You can see the House discussion below. As FABB points out, the legislators frequently don't know the law (like when cyclists can ride two abreast or where cyclists need to ride).They also act like the 2-foot law was passed "a long time ago." At the end some gentleman points out that actually that was passed in 2004.
One of the complaints is that it can't be enforced - but there's currently a 2-foot law; how is that enforced?
Another concern is that it makes it impossible for drivers to pass without moving into the other lane - or to pass at all. Which seems to be placing the ability of drivers to move unimpeded above the safety of all road users.
The question of "how is one to know what is three-feet?" comes up. But the point is that drivers underjudge the distance and that by asking them to aim for 3 feet means they will less often mistakenly give -0.01 feet (which is the concern).
One legislator says that he saw some cyclists break the law once, so he doesn't want to pass anymore laws for cyclists. Not until cyclists follow the law. I'll be you dollars for doughnuts, he doesn't have the same opinion about gun owners, drivers or pedestrians.

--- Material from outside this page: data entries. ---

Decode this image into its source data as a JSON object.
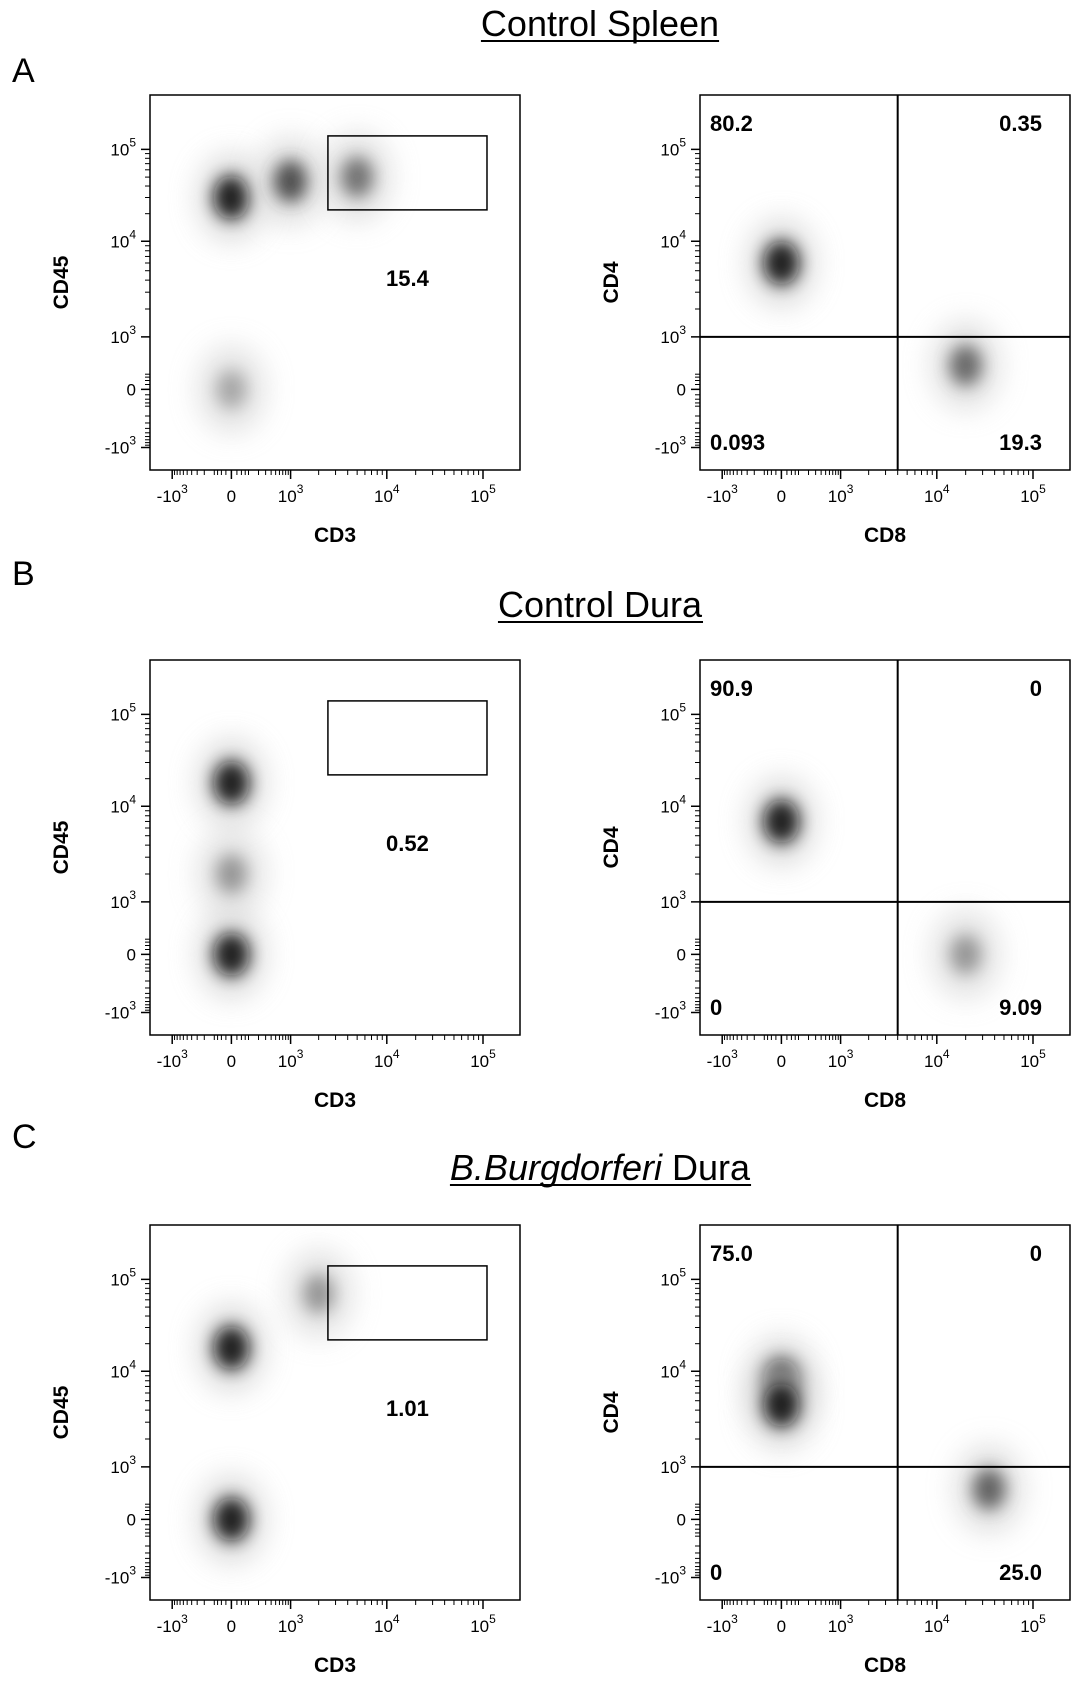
{
  "figure": {
    "panels": [
      {
        "letter": "A",
        "title_prefix": "",
        "title_italic": "",
        "title_rest": "Control Spleen"
      },
      {
        "letter": "B",
        "title_prefix": "",
        "title_italic": "",
        "title_rest": "Control Dura"
      },
      {
        "letter": "C",
        "title_prefix": "",
        "title_italic": "B.Burgdorferi",
        "title_rest": " Dura"
      }
    ]
  },
  "chart_data": [
    {
      "type": "scatter",
      "subtype": "density-plot",
      "panel": "A",
      "plot": "gate",
      "xlabel": "CD3",
      "ylabel": "CD45",
      "x_ticks": [
        "-10^3",
        "0",
        "10^3",
        "10^4",
        "10^5"
      ],
      "y_ticks": [
        "10^5",
        "10^4",
        "10^3",
        "0",
        "-10^3"
      ],
      "gate_values": [
        "15.4"
      ],
      "color": "#000000",
      "populations": [
        {
          "x": 0,
          "y": 30000,
          "intensity": 1.0
        },
        {
          "x": 1000,
          "y": 45000,
          "intensity": 0.7
        },
        {
          "x": 5000,
          "y": 50000,
          "intensity": 0.5
        },
        {
          "x": 0,
          "y": 0,
          "intensity": 0.2
        }
      ],
      "gate": {
        "x_min": 2500,
        "x_max": 110000,
        "y_min": 22000,
        "y_max": 140000
      }
    },
    {
      "type": "scatter",
      "subtype": "density-plot",
      "panel": "A",
      "plot": "quadrant",
      "xlabel": "CD8",
      "ylabel": "CD4",
      "x_ticks": [
        "-10^3",
        "0",
        "10^3",
        "10^4",
        "10^5"
      ],
      "y_ticks": [
        "10^5",
        "10^4",
        "10^3",
        "0",
        "-10^3"
      ],
      "quadrant_values": {
        "top_left": "80.2",
        "top_right": "0.35",
        "bottom_left": "0.093",
        "bottom_right": "19.3"
      },
      "color": "#000000",
      "populations": [
        {
          "x": 0,
          "y": 6000,
          "intensity": 1.0
        },
        {
          "x": 20000,
          "y": 200,
          "intensity": 0.55
        }
      ],
      "quadrant_split": {
        "x": 4000,
        "y": 1000
      }
    },
    {
      "type": "scatter",
      "subtype": "density-plot",
      "panel": "B",
      "plot": "gate",
      "xlabel": "CD3",
      "ylabel": "CD45",
      "x_ticks": [
        "-10^3",
        "0",
        "10^3",
        "10^4",
        "10^5"
      ],
      "y_ticks": [
        "10^5",
        "10^4",
        "10^3",
        "0",
        "-10^3"
      ],
      "gate_values": [
        "0.52"
      ],
      "color": "#000000",
      "populations": [
        {
          "x": 0,
          "y": 18000,
          "intensity": 1.0
        },
        {
          "x": 0,
          "y": 0,
          "intensity": 1.0
        },
        {
          "x": 0,
          "y": 2000,
          "intensity": 0.3
        }
      ],
      "gate": {
        "x_min": 2500,
        "x_max": 110000,
        "y_min": 22000,
        "y_max": 140000
      }
    },
    {
      "type": "scatter",
      "subtype": "density-plot",
      "panel": "B",
      "plot": "quadrant",
      "xlabel": "CD8",
      "ylabel": "CD4",
      "x_ticks": [
        "-10^3",
        "0",
        "10^3",
        "10^4",
        "10^5"
      ],
      "y_ticks": [
        "10^5",
        "10^4",
        "10^3",
        "0",
        "-10^3"
      ],
      "quadrant_values": {
        "top_left": "90.9",
        "top_right": "0",
        "bottom_left": "0",
        "bottom_right": "9.09"
      },
      "color": "#000000",
      "populations": [
        {
          "x": 0,
          "y": 7000,
          "intensity": 1.0
        },
        {
          "x": 20000,
          "y": 0,
          "intensity": 0.3
        }
      ],
      "quadrant_split": {
        "x": 4000,
        "y": 1000
      }
    },
    {
      "type": "scatter",
      "subtype": "density-plot",
      "panel": "C",
      "plot": "gate",
      "xlabel": "CD3",
      "ylabel": "CD45",
      "x_ticks": [
        "-10^3",
        "0",
        "10^3",
        "10^4",
        "10^5"
      ],
      "y_ticks": [
        "10^5",
        "10^4",
        "10^3",
        "0",
        "-10^3"
      ],
      "gate_values": [
        "1.01"
      ],
      "color": "#000000",
      "populations": [
        {
          "x": 0,
          "y": 18000,
          "intensity": 1.0
        },
        {
          "x": 0,
          "y": 0,
          "intensity": 1.0
        },
        {
          "x": 2000,
          "y": 70000,
          "intensity": 0.3
        }
      ],
      "gate": {
        "x_min": 2500,
        "x_max": 110000,
        "y_min": 22000,
        "y_max": 140000
      }
    },
    {
      "type": "scatter",
      "subtype": "density-plot",
      "panel": "C",
      "plot": "quadrant",
      "xlabel": "CD8",
      "ylabel": "CD4",
      "x_ticks": [
        "-10^3",
        "0",
        "10^3",
        "10^4",
        "10^5"
      ],
      "y_ticks": [
        "10^5",
        "10^4",
        "10^3",
        "0",
        "-10^3"
      ],
      "quadrant_values": {
        "top_left": "75.0",
        "top_right": "0",
        "bottom_left": "0",
        "bottom_right": "25.0"
      },
      "color": "#000000",
      "populations": [
        {
          "x": 0,
          "y": 8000,
          "intensity": 1.0
        },
        {
          "x": 0,
          "y": 4500,
          "intensity": 1.0
        },
        {
          "x": 35000,
          "y": 300,
          "intensity": 0.6
        }
      ],
      "quadrant_split": {
        "x": 4000,
        "y": 1000
      }
    }
  ]
}
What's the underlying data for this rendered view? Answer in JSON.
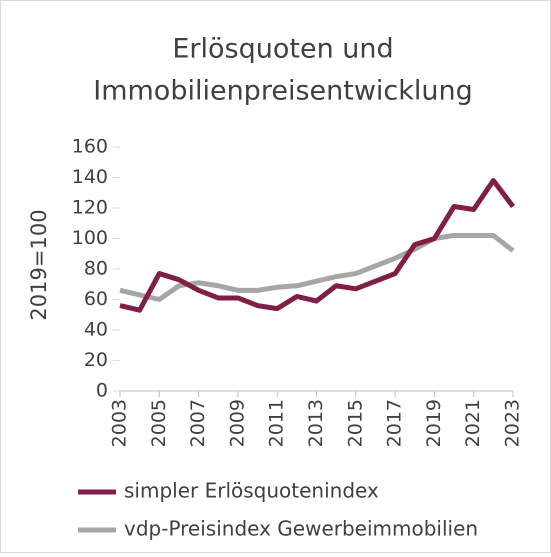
{
  "chart_data": {
    "type": "line",
    "title": [
      "Erlösquoten und",
      "Immobilienpreisentwicklung"
    ],
    "y_label": "2019=100",
    "x": [
      2003,
      2004,
      2005,
      2006,
      2007,
      2008,
      2009,
      2010,
      2011,
      2012,
      2013,
      2014,
      2015,
      2016,
      2017,
      2018,
      2019,
      2020,
      2021,
      2022,
      2023
    ],
    "xlim": [
      2003,
      2023
    ],
    "xticks": [
      2003,
      2005,
      2007,
      2009,
      2011,
      2013,
      2015,
      2017,
      2019,
      2021,
      2023
    ],
    "ylim": [
      0,
      160
    ],
    "yticks": [
      0,
      20,
      40,
      60,
      80,
      100,
      120,
      140,
      160
    ],
    "legend": "bottom",
    "series": [
      {
        "name": "simpler Erlösquotenindex",
        "color": "#7f1f47",
        "values": [
          56,
          53,
          77,
          73,
          66,
          61,
          61,
          56,
          54,
          62,
          59,
          69,
          67,
          72,
          77,
          96,
          100,
          121,
          119,
          138,
          121
        ]
      },
      {
        "name": "vdp-Preisindex Gewerbeimmobilien",
        "color": "#a6a6a6",
        "values": [
          66,
          63,
          60,
          69,
          71,
          69,
          66,
          66,
          68,
          69,
          72,
          75,
          77,
          82,
          87,
          93,
          100,
          102,
          102,
          102,
          92
        ]
      }
    ]
  }
}
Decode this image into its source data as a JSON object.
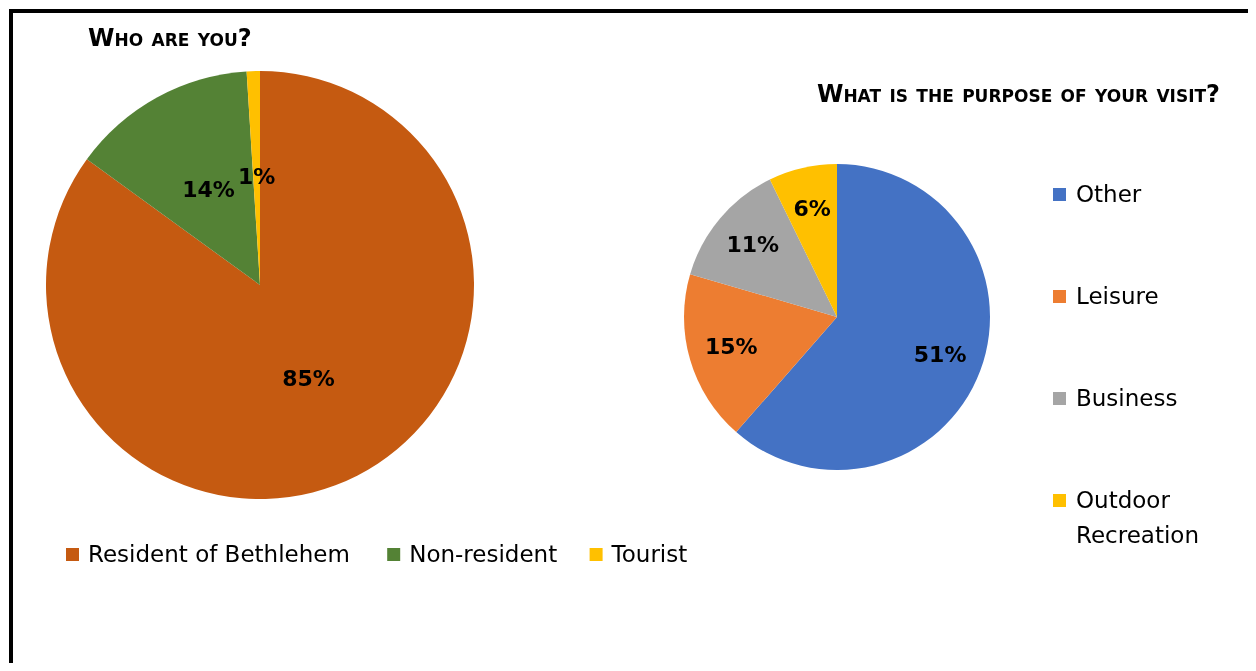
{
  "chart_data": [
    {
      "type": "pie",
      "title": "Who are you?",
      "categories": [
        "Resident of Bethlehem",
        "Non-resident",
        "Tourist"
      ],
      "values": [
        85,
        14,
        1
      ],
      "colors": [
        "#c55a11",
        "#548235",
        "#ffc000"
      ],
      "value_labels": [
        "85%",
        "14%",
        "1%"
      ],
      "legend": "bottom"
    },
    {
      "type": "pie",
      "title": "What is the purpose of your visit?",
      "categories": [
        "Other",
        "Leisure",
        "Business",
        "Outdoor Recreation"
      ],
      "values": [
        51,
        15,
        11,
        6
      ],
      "colors": [
        "#4472c4",
        "#ed7d31",
        "#a5a5a5",
        "#ffc000"
      ],
      "value_labels": [
        "51%",
        "15%",
        "11%",
        "6%"
      ],
      "legend": "right"
    }
  ]
}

Another legislator asks "what is the downside of passing this law?" and none of the others really have an answer. One person does make a nonsensical case. On the one hand, he claims, the law won't change anything and thus won't improve safety, on the other it will do more to impede traffic. With all due respect, it can't be both. Either some drivers will give greater passing distance or they won't. If some do that will improve safety. It might also impede traffic. But there is no way that it won't increase passing distance but still more greatly impede traffic.
This is followed by one legislator who would like to retain the right to unsafely pass cyclists who are illegally riding two or more abreast.